Cleaning up trash in Yangon is a dirty job, but some private company has got to do it

A YCDC waste bin sits on the corner of Merchant Street and Pansodan Street. PHOTO/ COCONUTS MEDIA

Yangon has a trash problem. There are whole alleys abandoned to it: over time, so much trash has piled up that someone has decided there is no point clearing it.

Now, as the expanding city struggles to cope with less than one cleaner assigned to every two streets, the authorities are hoping privatisation can solve its woes.

A list of bids for the cleaning contract has been submitted to district authorities, U Aung Myint Maw, assistant chief engineer of Yangon City Development Committee’s (YCDC) Pollution Control and Cleaning Department, was quoted in the Myanmar Times as saying.

The newspaper, using YCDC figures, reported that Yangon produces 1,690 tons of litter per day, and at best collects 1,500. That’s 190 tons left over.
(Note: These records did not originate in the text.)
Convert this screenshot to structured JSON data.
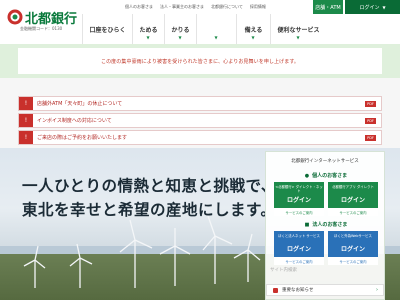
{
  "header": {
    "logo_text": "北都銀行",
    "logo_sub": "金融機関コード：0130",
    "top_links": [
      "個人のお客さま",
      "法人・事業主のお客さま",
      "北都銀行について",
      "採用情報"
    ],
    "store_button": "店舗・ATM",
    "login_button": "ログイン"
  },
  "nav": {
    "items": [
      {
        "label": "口座をひらく"
      },
      {
        "label": "ためる"
      },
      {
        "label": "かりる"
      },
      {
        "label": "備える"
      },
      {
        "label": "便利なサービス"
      }
    ]
  },
  "notice": {
    "text": "この度の集中豪雨により被害を受けられた皆さまに、心よりお見舞いを申し上げます。"
  },
  "alerts": [
    {
      "text": "店舗外ATM「天々町」の休止について",
      "badge": "PDF"
    },
    {
      "text": "インボイス制度への対応について",
      "badge": "PDF"
    },
    {
      "text": "ご来店の際はご予約をお願いいたします",
      "badge": "PDF"
    }
  ],
  "hero": {
    "line1": "一人ひとりの情熱と知恵と挑戦で、",
    "line2": "東北を幸せと希望の産地にします。"
  },
  "panel": {
    "title": "北都銀行インターネットサービス",
    "personal_label": "個人のお客さま",
    "business_label": "法人のお客さま",
    "boxes": [
      {
        "caption": "<北都銀行>\nダイレクト・ネット",
        "label": "ログイン",
        "link": "サービスのご案内"
      },
      {
        "caption": "北都銀行アプリ\nダイレクト",
        "label": "ログイン",
        "link": "サービスのご案内"
      },
      {
        "caption": "ほくと法人ネット\nサービス",
        "label": "ログイン",
        "link": "サービスのご案内"
      },
      {
        "caption": "ほくと外為Webサービス",
        "label": "ログイン",
        "link": "サービスのご案内"
      }
    ],
    "search_placeholder": "サイト内検索",
    "app_button": "重要なお知らせ"
  },
  "colors": {
    "brand_green": "#1c8a4a",
    "dark_green": "#0a6b36",
    "alert_red": "#c9302c",
    "notice_bg": "#dff0dc",
    "business_blue": "#2a71b8"
  }
}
Every day.

The city of 5.2 million employs just 4,100 cleaners for more than 10,000 streets, according to the Times.

“It takes the whole morning to clean Bogalay Market Street … with 130 cleaners and five cars,” U Aye Min, an elected YCDC official, told the paper. “You can imagine what happens with 10,000 streets.”

Sadly, for now, with piles of waste around every corner, little has been left to the imagination.